Importantly, the field (ℱ) is not abstract. It is biologically grounded in the vestibular system—the organ Truslit (1938 – see Repp, 1993 for English translation), identified as the transducer of musical/affective motion. Resonance is therefore theorized to draw from a physical process: the vestibulum detects waveform curvature in another's voice, breath, or gesture; this detection triggers subtle muscular adjustments (diaphragm, latissimus dorsi, postural tone); those adjustments reshape our own output in real time.
The field behaves like a responsive membrane: a nonlinear, history-sensitive substrate that retains traces of prior perturbation. New signals do not overwrite what came before; they enter a surface already shaped by memory, expectation, and affective charge. Communication therefore carries symbolic content, and accumulated relational tension.
We visualize this membrane not as a rigid wall, but as a dynamic interface between self, other, and prior signal history.
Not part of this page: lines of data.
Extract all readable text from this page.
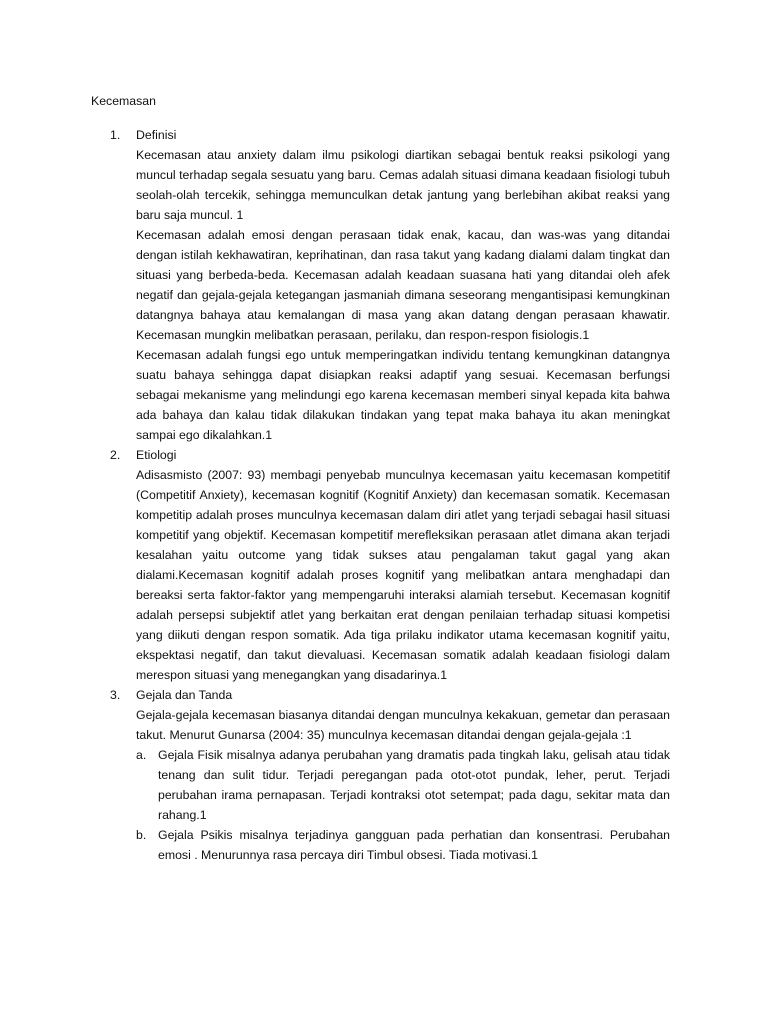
Kecemasan
1.	Definisi
Kecemasan atau anxiety dalam ilmu psikologi diartikan sebagai bentuk reaksi psikologi yang muncul terhadap segala sesuatu yang baru. Cemas adalah situasi dimana keadaan fisiologi tubuh seolah-olah tercekik, sehingga memunculkan detak jantung yang berlebihan akibat reaksi yang baru saja muncul. 1
Kecemasan adalah emosi dengan perasaan tidak enak, kacau, dan was-was yang ditandai dengan istilah kekhawatiran, keprihatinan, dan rasa takut yang kadang dialami dalam tingkat dan situasi yang berbeda-beda. Kecemasan adalah keadaan suasana hati yang ditandai oleh afek negatif dan gejala-gejala ketegangan jasmaniah dimana seseorang mengantisipasi kemungkinan datangnya bahaya atau kemalangan di masa yang akan datang dengan perasaan khawatir. Kecemasan mungkin melibatkan perasaan, perilaku, dan respon-respon fisiologis.1
Kecemasan adalah fungsi ego untuk memperingatkan individu tentang kemungkinan datangnya suatu bahaya sehingga dapat disiapkan reaksi adaptif yang sesuai. Kecemasan berfungsi sebagai mekanisme yang melindungi ego karena kecemasan memberi sinyal kepada kita bahwa ada bahaya dan kalau tidak dilakukan tindakan yang tepat maka bahaya itu akan meningkat sampai ego dikalahkan.1
2.	Etiologi
Adisasmisto (2007: 93) membagi penyebab munculnya kecemasan yaitu kecemasan kompetitif (Competitif Anxiety), kecemasan kognitif (Kognitif Anxiety) dan kecemasan somatik. Kecemasan kompetitip adalah proses munculnya kecemasan dalam diri atlet yang terjadi sebagai hasil situasi kompetitif yang objektif. Kecemasan kompetitif merefleksikan perasaan atlet dimana akan terjadi kesalahan yaitu outcome yang tidak sukses atau pengalaman takut gagal yang akan dialami.Kecemasan kognitif adalah proses kognitif yang melibatkan antara menghadapi dan bereaksi serta faktor-faktor yang mempengaruhi interaksi alamiah tersebut. Kecemasan kognitif adalah persepsi subjektif atlet yang berkaitan erat dengan penilaian terhadap situasi kompetisi yang diikuti dengan respon somatik. Ada tiga prilaku indikator utama kecemasan kognitif yaitu, ekspektasi negatif, dan takut dievaluasi. Kecemasan somatik adalah keadaan fisiologi dalam merespon situasi yang menegangkan yang disadarinya.1
3.	Gejala dan Tanda
Gejala-gejala kecemasan biasanya ditandai dengan munculnya kekakuan, gemetar dan perasaan takut. Menurut Gunarsa (2004: 35) munculnya kecemasan ditandai dengan gejala-gejala :1
a. Gejala Fisik misalnya adanya perubahan yang dramatis pada tingkah laku, gelisah atau tidak tenang dan sulit tidur. Terjadi peregangan pada otot-otot pundak, leher, perut. Terjadi perubahan irama pernapasan. Terjadi kontraksi otot setempat; pada dagu, sekitar mata dan rahang.1
b. Gejala Psikis misalnya terjadinya gangguan pada perhatian dan konsentrasi. Perubahan emosi . Menurunnya rasa percaya diri Timbul obsesi. Tiada motivasi.1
The central region of the field organizes incoming perturbations, while the membrane boundary modulates how signals are admitted, amplified, deflected, or distorted. In this sense, resonance is neither purely internal nor purely external. It emerges from the ongoing interaction between central organization and boundary responsiveness.
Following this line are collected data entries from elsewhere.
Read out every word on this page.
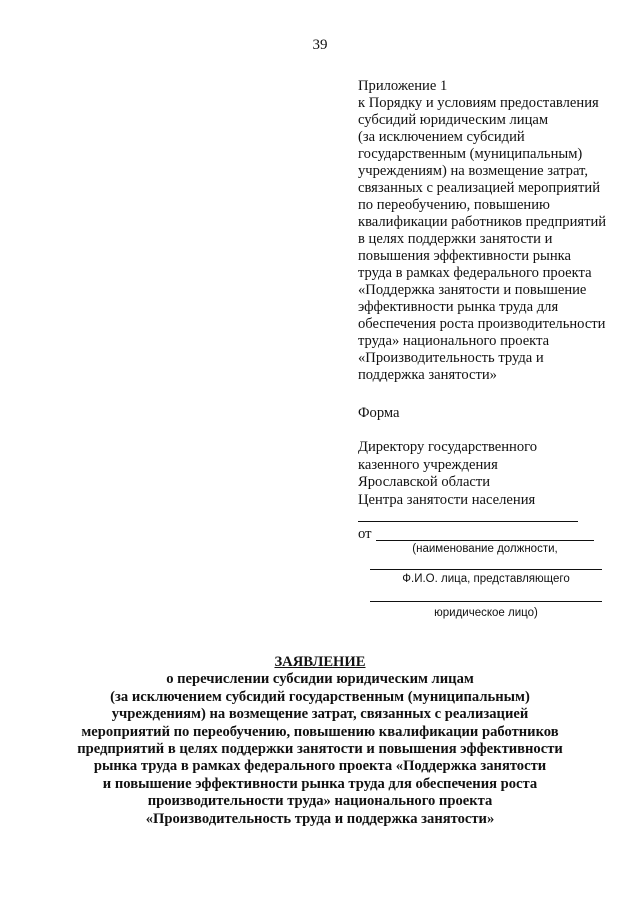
39
Приложение 1
к Порядку и условиям предоставления
субсидий юридическим лицам
(за исключением субсидий
государственным (муниципальным)
учреждениям) на возмещение затрат,
связанных с реализацией мероприятий
по переобучению, повышению
квалификации работников предприятий
в целях поддержки занятости и
повышения эффективности рынка
труда в рамках федерального проекта
«Поддержка занятости и повышение
эффективности рынка труда для
обеспечения роста производительности
труда» национального проекта
«Производительность труда и
поддержка занятости»
Форма
Директору государственного
казенного учреждения
Ярославской области
Центра занятости населения
от
(наименование должности,
Ф.И.О. лица, представляющего
юридическое лицо)
ЗАЯВЛЕНИЕ
о перечислении субсидии юридическим лицам
(за исключением субсидий государственным (муниципальным)
учреждениям) на возмещение затрат, связанных с реализацией
мероприятий по переобучению, повышению квалификации работников
предприятий в целях поддержки занятости и повышения эффективности
рынка труда в рамках федерального проекта «Поддержка занятости
и повышение эффективности рынка труда для обеспечения роста
производительности труда» национального проекта
«Производительность труда и поддержка занятости»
Figure 1 illustrates four potential signal paths through the resonant membrane. Incoming signals do not enter a neutral field; they encounter a history-sensitive boundary shaped by prior perturbation, memory, and affective charge. An affiliative or well-timed signal may follow an integrated path, passing through the membrane and organizing toward the central resonant region, where it can be incorporated into the ongoing communicative field and expressed outward in coherent form.
Figure 1. Resonant Membrane and Temporal Surface Tension

Other signals may become attenuated, entering only partially and losing force as they pass through regions of resistance or uncertainty. Under conditions of prior injury, mismatch, or heightened defensiveness, signals may be diverted along a distorted path, where meaning is bent by the field’s existing tensions before full integration can occur.
Finally, threat-laden or destabilizing input may produce a rupture path, in which the boundary reacts protectively and the signal is fragmented, repelled, or expelled rather than metabolized. In this way, the membrane is not a passive wall but an active, selective interface: it filters, redirects, and reshapes incoming energy according to the current state of the field and the traces left by prior encounters.
The membrane thus governs more than entry. By filtering, redirecting, or distorting incoming perturbation, it helps determine the form that signal can take once it enters ℱ. Boundary conditions do not merely regulate access to the field; they participate in shaping its subsequent emotional geometry. Within the field, these organized perturbations become legible as directional states, distributed across two coupled manifolds that orient the system toward bonding or toward boundary.
Within ℱ, we examine sixteen core emotions as vector states distributed across two coupled manifolds. Utilizing the Sentic Wave Interaction Model (Miller et al., 2025), we consider emotion communication as a recursive, time-extended process within an already-active somatic field, rather than as a discrete event triggered by a stimulus. The manifolds shape how communication flows:
The attractor spire (interest → curiosity → affection → hope → joy → grief → love → reverence) is characterized by low α (minimal shear), stronger k coherence, and rim-intact bloom signatures: waveforms that gather, encompass, and sustain relational continuity.
The boundary spire (surprise → fear → frustration → anger → contempt → shame → disgust → despair) is characterized by elevated α, fragmentation in k, and rim-fracture signatures: waveforms that repel, contract, or unravel under unresolved tension.
Figure 2. Sentic Dual Spire Map (Selected Resonant Emotions: Attractor and Boundary Flows)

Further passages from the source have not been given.